Şöyle bir düşündüm.
Şimdi Kazım yaşasaydı.
Sahneye yine ellerini açarak çıkardı sanırım.
Şöyle bir kalabalığı süzerdi.
Orkestrasının sesini dinlerdi.
Tulum ve kemençenin kulağını kaşımasını beklerdi.
Ardından siyasilere çatardı!
***
Bir değil iki değil..
Derelerin üstüne katil gibi çöken 3-5 HES projesini diline dolardı!
“Katil misiniz?” diye haykırırdı!
Çocukluğunun geçtiği Pançol deresini anlatır, “Özgürlük dediğiniz şey önce kısa pantolla girdiğiniz dereden başlar. Onun değerini bilmiyorsanız zaten tutsaksınız!” diye de eklerdi!
***
Daha o güzel sesiyle söyleyeceği şarkının ilk nakaratına girmeden hemde;
Doğu Karadeniz’in yaylalarını nasıl heba edildiğini üstüne koyardı!
***
Ve…
Her söyleşisinde övünerek, “Bizde duygular radikal. Çocukluk ütopyalarımı gerçekleştirdim, müzisyen oldum, köklerimin türkülerini aktardım” diyordu ya…
Bu sefer, “Köklerinizi mi kaybettiniz? Hayırdır siz tarihinizi geçmişinizi ne çabuk unuttunuz? Siz unutun diye mi onca şeyi yaptık…” tavrında sitem ederdi.
***
Şarkısı bittiğinde…
Şöyle kafasını sağa sola çevirdiğinde…
Saçları öteye beriye savrulduğunda…
Kendisini tutkuyla hayranlıkla izleyen…
Bir bordo mavili çocuk gördüğünde…
Hemen sahneden inmezdi.
Ona iç çekerek bakardı değil mi?
Alev alev yanardı yüreği..
“Eh be evlat…” der ve eklerdi;
Bende bir zamanlar senin gibiydim..
Şöyle diyordum;
Trabzonspor’u tutmak sadece o yörenin çocuğu olmakla açıklanabilecek milliyetçi bir davranış değildir.
Benim için Trabzonspor, en güçlülere karşı koyan ve herkesi yenen hayali kahramandı. Öyle bir kahramandı ki statükoyu bile devirmişti.

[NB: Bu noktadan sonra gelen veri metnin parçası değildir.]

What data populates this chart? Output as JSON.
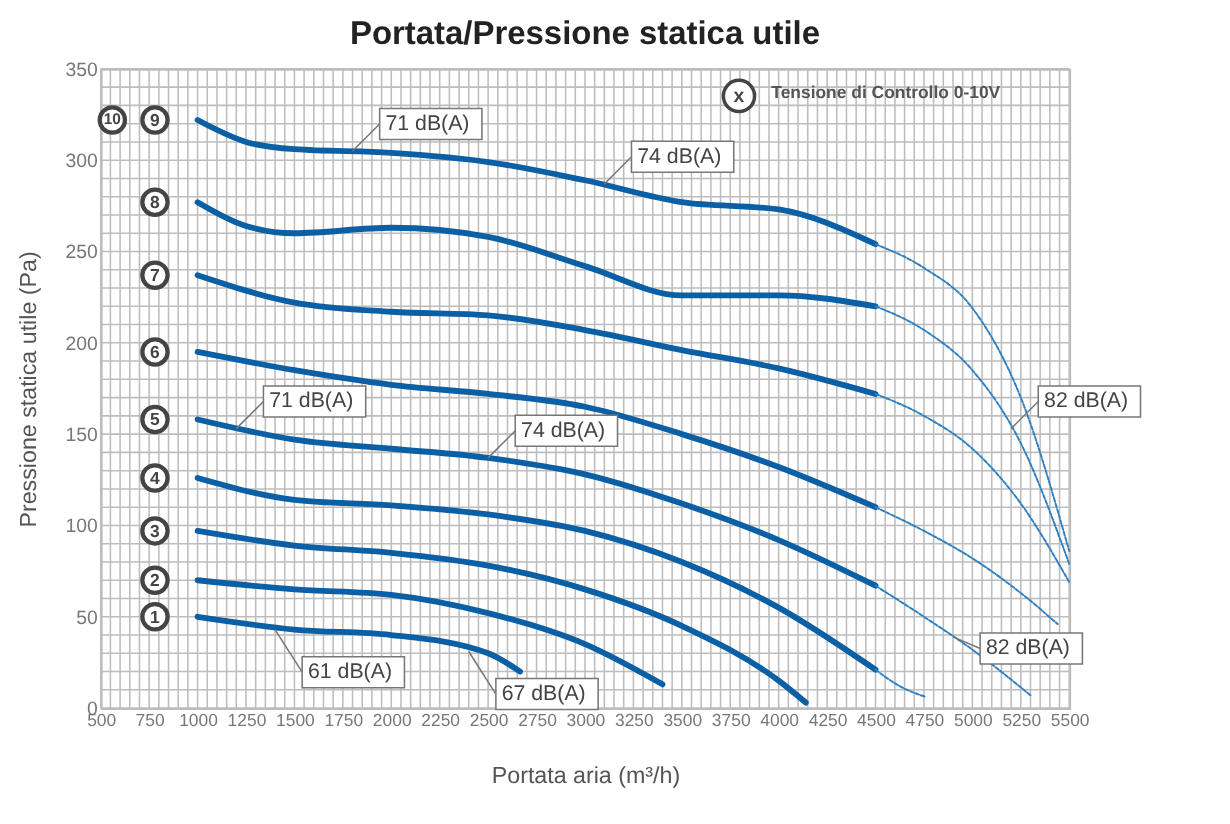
{
  "chart_data": {
    "type": "line",
    "title": "Portata/Pressione statica utile",
    "xlabel": "Portata aria (m³/h)",
    "ylabel": "Pressione statica utile (Pa)",
    "xlim": [
      500,
      5500
    ],
    "xticks": [
      500,
      750,
      1000,
      1250,
      1500,
      1750,
      2000,
      2250,
      2500,
      2750,
      3000,
      3250,
      3500,
      3750,
      4000,
      4250,
      4500,
      4750,
      5000,
      5250,
      5500
    ],
    "ylim": [
      0,
      350
    ],
    "yticks": [
      0,
      50,
      100,
      150,
      200,
      250,
      300,
      350
    ],
    "grid": true,
    "marker": "none",
    "series": [
      {
        "name": "1",
        "color": "#0b5fa5",
        "line_style": "solid",
        "x": [
          1000,
          1500,
          2000,
          2500,
          2665
        ],
        "values": [
          50,
          43,
          40,
          30,
          20
        ]
      },
      {
        "name": "2",
        "color": "#0b5fa5",
        "line_style": "solid",
        "x": [
          1000,
          1500,
          2000,
          2500,
          3000,
          3400
        ],
        "values": [
          70,
          65,
          62,
          52,
          35,
          13
        ]
      },
      {
        "name": "3",
        "color": "#0b5fa5",
        "line_style": "solid",
        "x": [
          1000,
          1500,
          2000,
          2500,
          3000,
          3500,
          4000,
          4140
        ],
        "values": [
          97,
          89,
          85,
          78,
          65,
          45,
          15,
          3
        ]
      },
      {
        "name": "4",
        "color": "#0b5fa5",
        "line_style": "solid",
        "x": [
          1000,
          1500,
          2000,
          2500,
          3000,
          3500,
          4000,
          4500
        ],
        "values": [
          126,
          114,
          111,
          106,
          97,
          80,
          55,
          21
        ]
      },
      {
        "name": "5",
        "color": "#0b5fa5",
        "line_style": "solid",
        "x": [
          1000,
          1500,
          2000,
          2500,
          3000,
          3500,
          4000,
          4500
        ],
        "values": [
          158,
          147,
          142,
          137,
          128,
          112,
          92,
          67
        ]
      },
      {
        "name": "6",
        "color": "#0b5fa5",
        "line_style": "solid",
        "x": [
          1000,
          1500,
          2000,
          2500,
          3000,
          3500,
          4000,
          4500
        ],
        "values": [
          195,
          185,
          177,
          172,
          165,
          150,
          132,
          110
        ]
      },
      {
        "name": "7",
        "color": "#0b5fa5",
        "line_style": "solid",
        "x": [
          1000,
          1500,
          2000,
          2500,
          3000,
          3500,
          4000,
          4500
        ],
        "values": [
          237,
          222,
          217,
          215,
          207,
          196,
          186,
          172
        ]
      },
      {
        "name": "8",
        "color": "#0b5fa5",
        "line_style": "solid",
        "x": [
          1000,
          1250,
          1500,
          2000,
          2500,
          3000,
          3500,
          4000,
          4500
        ],
        "values": [
          277,
          264,
          260,
          263,
          258,
          242,
          226,
          226,
          220
        ]
      },
      {
        "name": "9",
        "color": "#0b5fa5",
        "line_style": "solid",
        "x": [
          1000,
          1250,
          1500,
          2000,
          2500,
          3000,
          3500,
          4000,
          4500
        ],
        "values": [
          322,
          310,
          306,
          304,
          299,
          289,
          277,
          273,
          254
        ]
      },
      {
        "color": "#2f7fc1",
        "line_style": "dashed",
        "x": [
          4500,
          4625,
          4762
        ],
        "values": [
          21,
          12,
          6
        ]
      },
      {
        "color": "#2f7fc1",
        "line_style": "dashed",
        "x": [
          4500,
          4750,
          5000,
          5300
        ],
        "values": [
          67,
          50,
          32,
          7
        ]
      },
      {
        "color": "#2f7fc1",
        "line_style": "dashed",
        "x": [
          4500,
          4750,
          5000,
          5250,
          5440
        ],
        "values": [
          110,
          97,
          82,
          63,
          46
        ]
      },
      {
        "color": "#2f7fc1",
        "line_style": "dashed",
        "x": [
          4500,
          4750,
          5000,
          5250,
          5500
        ],
        "values": [
          172,
          160,
          142,
          112,
          69
        ]
      },
      {
        "color": "#2f7fc1",
        "line_style": "dashed",
        "x": [
          4500,
          4750,
          5000,
          5250,
          5500
        ],
        "values": [
          220,
          207,
          185,
          145,
          79
        ]
      },
      {
        "color": "#2f7fc1",
        "line_style": "dashed",
        "x": [
          4500,
          4750,
          5000,
          5250,
          5500
        ],
        "values": [
          254,
          241,
          219,
          170,
          86
        ]
      }
    ],
    "annotations": [
      {
        "text": "71 dB(A)",
        "x": 1800,
        "y": 305
      },
      {
        "text": "74 dB(A)",
        "x": 3100,
        "y": 287
      },
      {
        "text": "82 dB(A)",
        "x": 5200,
        "y": 153
      },
      {
        "text": "71 dB(A)",
        "x": 1200,
        "y": 153
      },
      {
        "text": "74 dB(A)",
        "x": 2500,
        "y": 137
      },
      {
        "text": "61 dB(A)",
        "x": 1400,
        "y": 43
      },
      {
        "text": "67 dB(A)",
        "x": 2400,
        "y": 31
      },
      {
        "text": "82 dB(A)",
        "x": 4900,
        "y": 39
      },
      "10",
      "x",
      "Tensione di Controllo 0-10V"
    ]
  }
}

Tüm ailem Fenerbahçeliydi halbuki..
Komşularım hepsi…
Ama şimdi şu hale bak evlat.
Ne yaptılar hayallerimize?
Ne yaptılar tutkuyla bağlı olduğumuz takımımıza…
Büyü evlat büyü..
Çok çabuk büyü..
Sen lazımsın artık!”
***
Kazım Koyuncu’yu ölüm yıl dönümünde rahmet ve minnetle anıyorum.
Şair ceketli çocuk;
Koyverdun gittun bizi..
… Geçsede seneler, yaşatır seni bu gönüller.